We actually have a clearly defined procedure to handling the graphics that accompany an accepted paper: as soon as we get the downloaded manuscript, we're supposed to move any and all figures into a folder on the share drive so our graphics expert can check them ASAP. That way if authors submit figures where the resolution is too low, the dimensions are too small, or there are other problems we can kick the figures back to the authors for repair work fast. More collective pissing and moaning, with probably the lowest volume coming from the graphics expert -- she was actually seeing things a few days early instead of having to go hunting for them at the last minute.
Bottom line -- I got stuck trying to do a fast edit on several papers that very clearly had not seen the hand of an editor at all yet, despite the colleague reassuring me on the phone that they were all "just about ready to go for a second edit." Just for the sheer hell of it, I did a line by line comparison of the one that had been in the colleague's share drive folder and the original as submitted, and the only apparent change was the one on the share drive had been run through the software we use for styles -- where I come from, formatting doesn't count as editing.

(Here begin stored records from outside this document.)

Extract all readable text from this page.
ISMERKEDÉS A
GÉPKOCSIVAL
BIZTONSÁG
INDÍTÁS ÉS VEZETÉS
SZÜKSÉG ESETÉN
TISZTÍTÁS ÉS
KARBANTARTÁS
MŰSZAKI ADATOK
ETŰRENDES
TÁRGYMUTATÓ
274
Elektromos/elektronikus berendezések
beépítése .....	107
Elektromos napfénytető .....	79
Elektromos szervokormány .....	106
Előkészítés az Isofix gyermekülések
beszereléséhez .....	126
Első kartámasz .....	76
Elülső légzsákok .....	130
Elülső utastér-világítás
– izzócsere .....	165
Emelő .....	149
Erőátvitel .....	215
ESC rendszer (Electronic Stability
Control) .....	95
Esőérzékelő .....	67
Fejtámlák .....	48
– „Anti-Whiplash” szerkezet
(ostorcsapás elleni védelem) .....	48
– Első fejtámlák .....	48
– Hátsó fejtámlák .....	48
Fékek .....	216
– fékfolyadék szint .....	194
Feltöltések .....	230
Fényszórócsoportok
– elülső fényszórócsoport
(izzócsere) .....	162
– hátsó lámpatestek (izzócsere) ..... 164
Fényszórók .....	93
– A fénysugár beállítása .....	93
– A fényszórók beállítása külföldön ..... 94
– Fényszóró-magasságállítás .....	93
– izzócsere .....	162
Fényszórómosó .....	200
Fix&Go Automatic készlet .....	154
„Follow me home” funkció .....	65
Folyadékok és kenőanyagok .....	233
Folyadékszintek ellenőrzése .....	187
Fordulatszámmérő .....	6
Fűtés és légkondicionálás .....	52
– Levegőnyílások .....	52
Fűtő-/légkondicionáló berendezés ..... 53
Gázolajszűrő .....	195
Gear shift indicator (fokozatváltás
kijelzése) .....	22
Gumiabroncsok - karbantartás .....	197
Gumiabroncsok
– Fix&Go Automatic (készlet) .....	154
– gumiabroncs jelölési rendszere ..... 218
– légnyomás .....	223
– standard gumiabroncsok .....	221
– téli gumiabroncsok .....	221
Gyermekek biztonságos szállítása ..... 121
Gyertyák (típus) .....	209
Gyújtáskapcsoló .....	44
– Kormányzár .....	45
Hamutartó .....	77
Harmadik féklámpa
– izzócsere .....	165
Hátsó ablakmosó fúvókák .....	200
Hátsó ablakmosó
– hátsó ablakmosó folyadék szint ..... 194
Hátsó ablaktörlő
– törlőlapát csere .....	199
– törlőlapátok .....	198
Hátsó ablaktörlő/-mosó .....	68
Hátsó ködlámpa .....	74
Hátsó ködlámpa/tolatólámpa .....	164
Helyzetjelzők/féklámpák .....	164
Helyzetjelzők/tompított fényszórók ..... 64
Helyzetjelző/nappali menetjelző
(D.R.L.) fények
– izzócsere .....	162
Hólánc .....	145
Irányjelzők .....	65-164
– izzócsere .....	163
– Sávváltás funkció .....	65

And, as I've been doing this clean-up work, I once again found myself thinking I'm so happy I'm not a supervisor -- because if there was ever someone who deserved to have a paper trail built, a less than successful performance review declared, a P.I.P. implemented, and (eventually) a nudge out the door for sheer incompetence delivered, it's probably this colleague, a woman who is extremely likable on a purely social level but is obviously working at a job that she is totally unsuited for.
The real kicker, of course, is that when I chatted with her on the phone yesterday she was annoyed as hell that our team lead had actually assigned those articles to other editors -- because even though she has no clue when she's getting out of the hospital, and even though she was no where close to having any of them done, she's totally convinced she would have wrapped them all up in time to get everything into production by Wednesday.
It's an absolutely classic example of most people being incapable of assessing their own strengths and weaknesses with any degree of accuracy. The least competent workers are always completely convinced they're doing a stellar job, and my colleague is no exception.
It's also a good example of finding out stuff I really wish I didn't know. It's always so much easier to commiserate with co-workers when you can halfway believe their bitching.